Sgarbi dice che la Pietà Rondanini del Castello Sforzesco deve tornare nel posto dove stava, cioè nell’allestimento pensato dallo studio BBPR. Ha ragione?
«No, ha torto. Premesso che non l’ho spostata io, ma Stefano Boeri, mio predecessore, penso che i musei non siano organismi statici. Gli allestimenti museali per me non sono un gesto artistico, ma sono elementi che si evolvono. Sarebbe come imporre di rappresentare la Traviata esattamente come nella prima messa in scena».

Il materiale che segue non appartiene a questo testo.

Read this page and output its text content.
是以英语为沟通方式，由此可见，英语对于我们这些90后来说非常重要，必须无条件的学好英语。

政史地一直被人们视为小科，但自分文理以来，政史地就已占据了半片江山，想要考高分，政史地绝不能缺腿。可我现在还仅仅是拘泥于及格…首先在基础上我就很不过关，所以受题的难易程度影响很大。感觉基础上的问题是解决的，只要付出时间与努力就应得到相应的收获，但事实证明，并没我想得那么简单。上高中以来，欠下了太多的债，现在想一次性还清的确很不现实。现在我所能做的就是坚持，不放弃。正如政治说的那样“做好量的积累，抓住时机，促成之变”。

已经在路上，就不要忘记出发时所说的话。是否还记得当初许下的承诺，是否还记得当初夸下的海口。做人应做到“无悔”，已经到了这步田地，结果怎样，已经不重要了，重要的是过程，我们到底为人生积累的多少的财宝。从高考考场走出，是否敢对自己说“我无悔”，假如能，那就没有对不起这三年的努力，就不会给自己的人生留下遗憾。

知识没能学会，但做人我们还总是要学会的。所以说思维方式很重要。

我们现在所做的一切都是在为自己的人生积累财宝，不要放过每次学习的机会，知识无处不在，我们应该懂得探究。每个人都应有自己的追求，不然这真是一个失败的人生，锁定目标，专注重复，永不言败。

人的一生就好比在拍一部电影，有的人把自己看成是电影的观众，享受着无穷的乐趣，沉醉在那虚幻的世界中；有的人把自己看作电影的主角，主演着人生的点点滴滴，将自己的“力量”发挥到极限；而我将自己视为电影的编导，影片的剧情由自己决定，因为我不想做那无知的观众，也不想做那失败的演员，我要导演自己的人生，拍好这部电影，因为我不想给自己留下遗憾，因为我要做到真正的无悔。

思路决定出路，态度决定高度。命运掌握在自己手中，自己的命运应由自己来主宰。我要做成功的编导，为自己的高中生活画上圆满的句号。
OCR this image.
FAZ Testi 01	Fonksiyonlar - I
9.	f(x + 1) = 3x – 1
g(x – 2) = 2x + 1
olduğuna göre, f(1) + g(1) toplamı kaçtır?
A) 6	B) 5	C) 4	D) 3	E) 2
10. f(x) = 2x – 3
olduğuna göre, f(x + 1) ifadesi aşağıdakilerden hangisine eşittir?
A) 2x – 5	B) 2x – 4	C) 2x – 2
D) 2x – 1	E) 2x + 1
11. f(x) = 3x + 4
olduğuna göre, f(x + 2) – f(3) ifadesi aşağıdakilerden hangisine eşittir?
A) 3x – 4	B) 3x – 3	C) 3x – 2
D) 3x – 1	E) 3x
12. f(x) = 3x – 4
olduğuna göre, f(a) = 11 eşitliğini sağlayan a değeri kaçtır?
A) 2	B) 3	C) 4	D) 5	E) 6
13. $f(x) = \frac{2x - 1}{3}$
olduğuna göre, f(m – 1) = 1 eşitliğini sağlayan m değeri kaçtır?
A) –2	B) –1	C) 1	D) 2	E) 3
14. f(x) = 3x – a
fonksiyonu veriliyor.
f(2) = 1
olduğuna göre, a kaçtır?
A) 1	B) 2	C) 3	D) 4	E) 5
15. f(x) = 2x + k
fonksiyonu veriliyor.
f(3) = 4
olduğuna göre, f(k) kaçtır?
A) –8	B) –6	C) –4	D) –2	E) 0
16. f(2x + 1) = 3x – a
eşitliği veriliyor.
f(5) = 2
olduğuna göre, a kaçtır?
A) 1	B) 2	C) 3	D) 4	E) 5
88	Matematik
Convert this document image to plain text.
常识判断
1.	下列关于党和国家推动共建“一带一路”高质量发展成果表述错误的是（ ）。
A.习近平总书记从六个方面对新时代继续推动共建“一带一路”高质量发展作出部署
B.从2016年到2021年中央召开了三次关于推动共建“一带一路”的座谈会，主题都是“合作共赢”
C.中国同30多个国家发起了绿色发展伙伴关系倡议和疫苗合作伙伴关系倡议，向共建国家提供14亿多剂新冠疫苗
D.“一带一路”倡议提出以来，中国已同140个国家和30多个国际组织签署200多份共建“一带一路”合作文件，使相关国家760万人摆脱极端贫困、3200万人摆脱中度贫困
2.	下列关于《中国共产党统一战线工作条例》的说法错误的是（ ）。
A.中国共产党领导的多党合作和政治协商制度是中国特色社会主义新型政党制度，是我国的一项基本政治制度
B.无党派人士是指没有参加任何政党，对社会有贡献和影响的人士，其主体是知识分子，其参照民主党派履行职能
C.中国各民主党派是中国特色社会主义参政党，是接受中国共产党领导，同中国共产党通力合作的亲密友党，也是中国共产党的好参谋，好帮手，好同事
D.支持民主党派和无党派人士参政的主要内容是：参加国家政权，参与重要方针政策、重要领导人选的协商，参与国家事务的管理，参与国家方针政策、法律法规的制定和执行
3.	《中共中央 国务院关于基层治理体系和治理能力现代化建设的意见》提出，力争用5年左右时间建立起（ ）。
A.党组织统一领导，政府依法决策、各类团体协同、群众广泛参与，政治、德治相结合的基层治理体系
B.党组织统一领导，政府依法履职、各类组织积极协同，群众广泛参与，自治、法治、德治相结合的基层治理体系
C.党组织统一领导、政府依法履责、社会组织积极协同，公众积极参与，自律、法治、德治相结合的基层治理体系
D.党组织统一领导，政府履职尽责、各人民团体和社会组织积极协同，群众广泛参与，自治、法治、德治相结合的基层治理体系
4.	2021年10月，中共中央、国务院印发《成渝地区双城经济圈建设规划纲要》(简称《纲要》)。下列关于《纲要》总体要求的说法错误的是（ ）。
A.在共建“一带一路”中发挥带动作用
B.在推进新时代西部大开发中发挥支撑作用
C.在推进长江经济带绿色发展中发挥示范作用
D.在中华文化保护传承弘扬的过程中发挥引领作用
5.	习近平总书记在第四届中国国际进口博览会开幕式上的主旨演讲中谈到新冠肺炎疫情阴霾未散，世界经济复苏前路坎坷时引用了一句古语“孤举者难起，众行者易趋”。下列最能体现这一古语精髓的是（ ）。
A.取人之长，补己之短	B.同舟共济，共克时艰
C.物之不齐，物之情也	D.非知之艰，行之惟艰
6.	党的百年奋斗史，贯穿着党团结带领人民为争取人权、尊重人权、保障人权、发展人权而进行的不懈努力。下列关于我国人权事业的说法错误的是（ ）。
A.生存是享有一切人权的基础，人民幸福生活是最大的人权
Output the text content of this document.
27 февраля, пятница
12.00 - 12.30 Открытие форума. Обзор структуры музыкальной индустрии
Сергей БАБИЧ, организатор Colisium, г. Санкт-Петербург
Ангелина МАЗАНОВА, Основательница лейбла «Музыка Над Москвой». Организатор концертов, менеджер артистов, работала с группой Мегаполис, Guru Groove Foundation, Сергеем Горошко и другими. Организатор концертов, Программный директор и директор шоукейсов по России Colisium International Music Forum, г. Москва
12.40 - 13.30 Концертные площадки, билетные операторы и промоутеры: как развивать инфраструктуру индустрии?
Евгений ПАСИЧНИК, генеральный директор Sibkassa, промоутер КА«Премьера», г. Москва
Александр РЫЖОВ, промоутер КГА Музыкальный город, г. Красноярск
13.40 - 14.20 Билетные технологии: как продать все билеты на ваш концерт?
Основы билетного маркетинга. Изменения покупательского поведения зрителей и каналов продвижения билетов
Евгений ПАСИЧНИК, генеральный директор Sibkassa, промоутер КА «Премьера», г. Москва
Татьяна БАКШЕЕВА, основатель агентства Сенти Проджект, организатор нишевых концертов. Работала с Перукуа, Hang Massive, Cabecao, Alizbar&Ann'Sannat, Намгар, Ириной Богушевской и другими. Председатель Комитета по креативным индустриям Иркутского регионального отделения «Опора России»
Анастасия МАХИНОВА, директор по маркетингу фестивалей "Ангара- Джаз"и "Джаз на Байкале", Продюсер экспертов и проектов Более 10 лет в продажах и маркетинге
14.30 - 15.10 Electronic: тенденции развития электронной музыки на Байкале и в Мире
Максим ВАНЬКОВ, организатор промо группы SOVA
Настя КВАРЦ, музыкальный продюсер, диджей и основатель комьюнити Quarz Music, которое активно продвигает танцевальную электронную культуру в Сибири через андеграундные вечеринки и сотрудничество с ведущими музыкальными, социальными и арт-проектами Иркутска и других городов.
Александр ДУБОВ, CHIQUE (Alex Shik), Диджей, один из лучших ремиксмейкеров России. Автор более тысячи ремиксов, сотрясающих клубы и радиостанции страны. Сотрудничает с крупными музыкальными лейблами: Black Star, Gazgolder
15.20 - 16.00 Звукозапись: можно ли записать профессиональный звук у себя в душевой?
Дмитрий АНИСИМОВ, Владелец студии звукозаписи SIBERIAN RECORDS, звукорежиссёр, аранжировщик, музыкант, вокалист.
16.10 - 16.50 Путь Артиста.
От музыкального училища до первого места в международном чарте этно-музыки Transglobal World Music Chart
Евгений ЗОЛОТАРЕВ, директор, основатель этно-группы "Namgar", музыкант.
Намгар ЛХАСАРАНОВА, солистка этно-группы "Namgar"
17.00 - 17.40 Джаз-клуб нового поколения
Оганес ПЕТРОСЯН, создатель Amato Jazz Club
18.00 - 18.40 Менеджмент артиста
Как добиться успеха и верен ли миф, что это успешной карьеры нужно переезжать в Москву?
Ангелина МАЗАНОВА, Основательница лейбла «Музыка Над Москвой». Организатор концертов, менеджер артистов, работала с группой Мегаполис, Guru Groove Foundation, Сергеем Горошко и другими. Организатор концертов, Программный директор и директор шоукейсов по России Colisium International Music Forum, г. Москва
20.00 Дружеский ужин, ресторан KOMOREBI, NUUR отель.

Che consiglio darebbe oggi a Sala?
«Non ne ha bisogno».
Forse sì.
«Va bene. Io penso che sarebbe un bene accogliere e valorizzare quella parte di cittadinanza attiva sul territorio e non considerarla come un ostacolo, bensì come una grande risorsa».
Si è accorto che abbiamo parlato di tante cose e nominato pochissime donne?
«Purtroppo anche nella musica sono state in ombra per tanto, troppo tempo. Oggi però mi fa piacere che anche nella composizione siano di più e di grande qualità. Un nome? La bravissima Silvia Colasanti. Ma potrei continuare a lungo».